Let's walk through an example. In this example here, we are looking at the heights in inches of third graders. So in order to determine whether or not I have an outlier, I need to know the third and first quartile, in order determine the interquartile range. And using the 5-number summary kind of helps to keep me organized.

So first, we need to find the median. And I'm going to switch to a darker color. I like to use dots, instead of actually crossing off, so that I can still see the numbers. And my numbers are already in order, which is good. So I can just start right away by crossing off my values to find my middle number.

And as we can see, in this example here, we end up with a median of 39. And just to double check, I have 1, 2, 3, 4, 5 values below and 1, 2, 3, 4, 5 values above. I don't actually need to know that. I just needed to find it so that I can find my first and third quartile.

So for my first quartile, I'm going to cross off the values from the minimum up to the maximum. And I find out that my first quartile is 37. Now, I'm going to do the same thing in order to find my third quartile. I'm going to cross off from the median up to the maximum to find the middle value here. And in this case, we find out that it's 41. So 41 is our third quartile.

Now, once I have the first and third quartile, I'm going to be calculating the interquartile range. So my interquartile range, my IQR is the same as Q3 minus Q1. So in this case, it's the same as 41 minus 37. And 41 minus 37 is 4. So the IQR for this example is 4.

Now, our rule for finding outliers is I take 1.5 and multiply it by the IQR. And that gets me a value of 6. So if a number is 6 lower than the first quartile or 6 higher than the third quartile, then it's an outlier. So I'm going to take the 37 and subtract 6. And I get 31. And we're going to take the 41 and add 6. And we get 47.

So now, I'm looking through my data values to determine whether or not I have anything less than 31 or more than 47. So I look and my lowest number is 34. So I'm OK there. And my highest number is 51. Now, 51 is above 47. So this is going to be an outlier.

Now, 42 is my next value. So that is underneath 47. So that's OK. You can definitely have more than one outlier in a particular data set. Once we know what our outliers are, we can make a modified box-and-whisker plot. So we're going to do that now. And we already found out the 5-number summary.
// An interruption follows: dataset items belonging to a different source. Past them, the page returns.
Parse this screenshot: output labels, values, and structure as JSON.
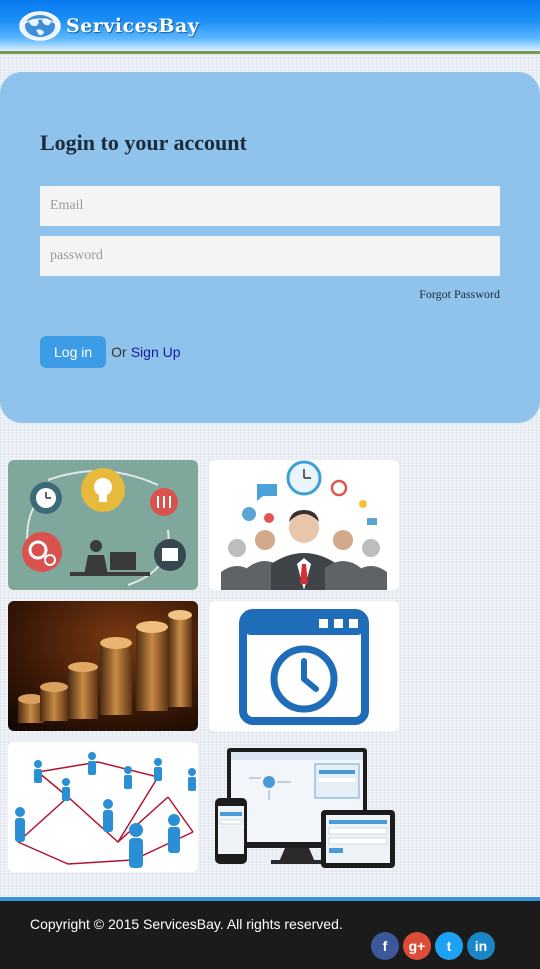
{
  "header": {
    "brand": "ServicesBay"
  },
  "login": {
    "title": "Login to your account",
    "email_placeholder": "Email",
    "password_placeholder": "password",
    "forgot_label": "Forgot Password",
    "login_button": "Log in",
    "or_text": "Or",
    "signup_label": "Sign Up"
  },
  "tiles": [
    {
      "icon": "workflow-idea-illustration"
    },
    {
      "icon": "business-team-illustration"
    },
    {
      "icon": "coin-stacks-photo"
    },
    {
      "icon": "clock-window-icon"
    },
    {
      "icon": "people-network-illustration"
    },
    {
      "icon": "multi-device-screens"
    }
  ],
  "footer": {
    "copyright": "Copyright © 2015 ServicesBay. All rights reserved.",
    "socials": [
      {
        "name": "facebook",
        "glyph": "f",
        "color": "#3b5998"
      },
      {
        "name": "google-plus",
        "glyph": "g+",
        "color": "#dd4b39"
      },
      {
        "name": "twitter",
        "glyph": "t",
        "color": "#1da1f2"
      },
      {
        "name": "linkedin",
        "glyph": "in",
        "color": "#1b86c6"
      }
    ]
  },
  "colors": {
    "header_blue": "#0a78f0",
    "panel_blue": "#8fc3ec",
    "button_blue": "#3c9de6",
    "footer_dark": "#1b1b1b"
  }
}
Our minimum is 34, our first quartile is 37, the median's 39, the third quartile is 41.

Now, the maximum was 51, but that's an outlier. So now, we're going to draw the line where the next highest nonoutlier value is. So that's 42. So while it's not the maximum for the whole data set, that's still the 51. It is the highest nonoutlier value. So we're going to make the same marks that we do in a traditional box plot.
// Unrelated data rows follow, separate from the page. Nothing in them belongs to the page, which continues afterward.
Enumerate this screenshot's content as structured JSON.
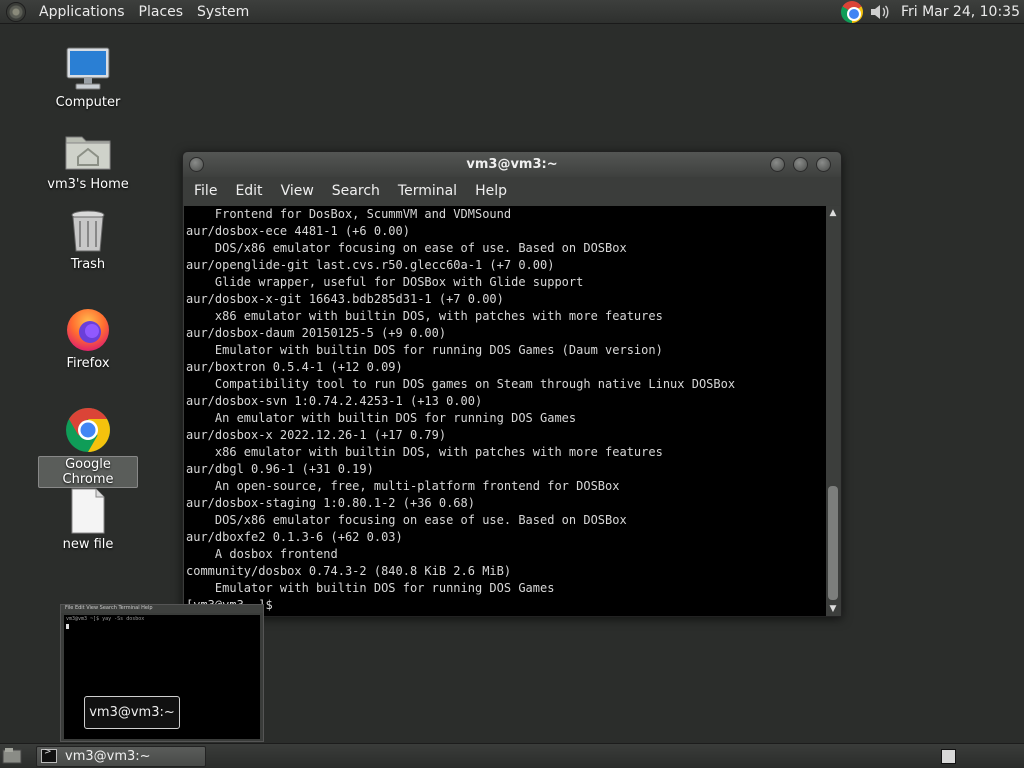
{
  "top_panel": {
    "menus": [
      "Applications",
      "Places",
      "System"
    ],
    "clock": "Fri Mar 24, 10:35"
  },
  "desktop": {
    "icons": [
      {
        "label": "Computer",
        "icon": "computer-icon"
      },
      {
        "label": "vm3's Home",
        "icon": "home-folder-icon"
      },
      {
        "label": "Trash",
        "icon": "trash-icon"
      },
      {
        "label": "Firefox",
        "icon": "firefox-icon"
      },
      {
        "label": "Google Chrome",
        "icon": "chrome-icon",
        "selected": true
      },
      {
        "label": "new file",
        "icon": "file-icon"
      }
    ]
  },
  "terminal": {
    "title": "vm3@vm3:~",
    "menu": [
      "File",
      "Edit",
      "View",
      "Search",
      "Terminal",
      "Help"
    ],
    "lines": [
      "    Frontend for DosBox, ScummVM and VDMSound",
      "aur/dosbox-ece 4481-1 (+6 0.00)",
      "    DOS/x86 emulator focusing on ease of use. Based on DOSBox",
      "aur/openglide-git last.cvs.r50.glecc60a-1 (+7 0.00)",
      "    Glide wrapper, useful for DOSBox with Glide support",
      "aur/dosbox-x-git 16643.bdb285d31-1 (+7 0.00)",
      "    x86 emulator with builtin DOS, with patches with more features",
      "aur/dosbox-daum 20150125-5 (+9 0.00)",
      "    Emulator with builtin DOS for running DOS Games (Daum version)",
      "aur/boxtron 0.5.4-1 (+12 0.09)",
      "    Compatibility tool to run DOS games on Steam through native Linux DOSBox",
      "aur/dosbox-svn 1:0.74.2.4253-1 (+13 0.00)",
      "    An emulator with builtin DOS for running DOS Games",
      "aur/dosbox-x 2022.12.26-1 (+17 0.79)",
      "    x86 emulator with builtin DOS, with patches with more features",
      "aur/dbgl 0.96-1 (+31 0.19)",
      "    An open-source, free, multi-platform frontend for DOSBox",
      "aur/dosbox-staging 1:0.80.1-2 (+36 0.68)",
      "    DOS/x86 emulator focusing on ease of use. Based on DOSBox",
      "aur/dboxfe2 0.1.3-6 (+62 0.03)",
      "    A dosbox frontend",
      "community/dosbox 0.74.3-2 (840.8 KiB 2.6 MiB)",
      "    Emulator with builtin DOS for running DOS Games",
      "[vm3@vm3 ~]$"
    ]
  },
  "preview": {
    "menu_text": "File  Edit  View  Search  Terminal  Help",
    "first_line": "vm3@vm3 ~]$ yay -Ss dosbox",
    "tooltip": "vm3@vm3:~"
  },
  "taskbar": {
    "task_label": "vm3@vm3:~"
  }
}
And then, here, we're going to have a bar at 42 to indicate the highest non outlier value. And we're going to put a dot at 51, to indicate our outlier. We're going to connect first and third quartile to make the box. The minimum connects to the first quartile with a line.
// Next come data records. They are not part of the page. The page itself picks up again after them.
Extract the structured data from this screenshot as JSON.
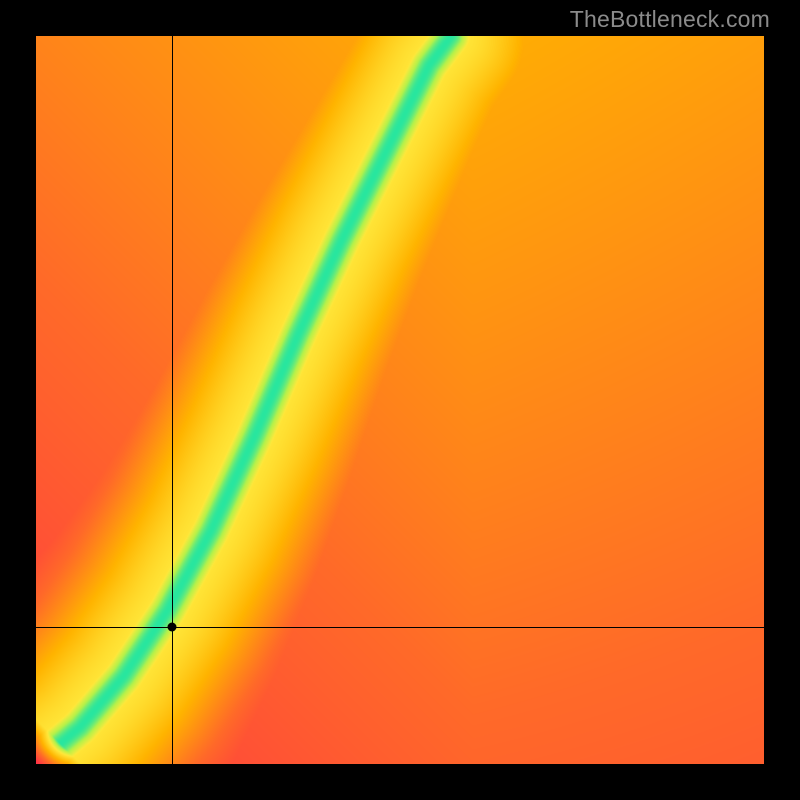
{
  "watermark": "TheBottleneck.com",
  "chart_data": {
    "type": "heatmap",
    "title": "",
    "xlabel": "",
    "ylabel": "",
    "x_range": [
      0,
      1
    ],
    "y_range": [
      0,
      1
    ],
    "grid": false,
    "colormap": {
      "stops": [
        {
          "t": 0.0,
          "color": "#ff2a4a"
        },
        {
          "t": 0.3,
          "color": "#ff6a29"
        },
        {
          "t": 0.55,
          "color": "#ffb400"
        },
        {
          "t": 0.78,
          "color": "#ffe93c"
        },
        {
          "t": 0.9,
          "color": "#b7f24a"
        },
        {
          "t": 1.0,
          "color": "#28e6a0"
        }
      ]
    },
    "ridge": {
      "description": "Approximate centerline of the green optimal band in normalized (x,y) coords, y from bottom.",
      "points": [
        {
          "x": 0.0,
          "y": 0.0
        },
        {
          "x": 0.06,
          "y": 0.05
        },
        {
          "x": 0.12,
          "y": 0.12
        },
        {
          "x": 0.18,
          "y": 0.21
        },
        {
          "x": 0.24,
          "y": 0.32
        },
        {
          "x": 0.3,
          "y": 0.45
        },
        {
          "x": 0.36,
          "y": 0.59
        },
        {
          "x": 0.42,
          "y": 0.72
        },
        {
          "x": 0.48,
          "y": 0.84
        },
        {
          "x": 0.54,
          "y": 0.96
        },
        {
          "x": 0.57,
          "y": 1.0
        }
      ],
      "half_width": 0.035
    },
    "background_bias": {
      "description": "Warm-vs-cool bias field: right/top area trends orange/yellow, left/bottom trends red.",
      "bottom_left": 0.05,
      "top_right": 0.58,
      "falloff": 0.75
    },
    "crosshair": {
      "x": 0.187,
      "y": 0.188,
      "note": "Normalized coords of black marker; y from bottom."
    }
  }
}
The third quartile and maximum connect with a line. So this is our modified box plot. We're showing that we have an outlier out here at 51. And then, the remainder of our data here is indicated in the box. So this has been the tutorial on creating a modified box plot.

Terms to Know
1.5xIQR Rule

If a point is larger than Q3 + 1.5xIQR, or smaller than Q1 - 1.5xIQR, then it is an outlier.

Modified Boxplot

A graphical display showing a modified version of the five number summary. If a distribution has outliers, then the "whiskers" only extend to the highest and lowest points that are not outliers.

Outlier

A point that is so large or small as to be unusual, given the rest of the data points.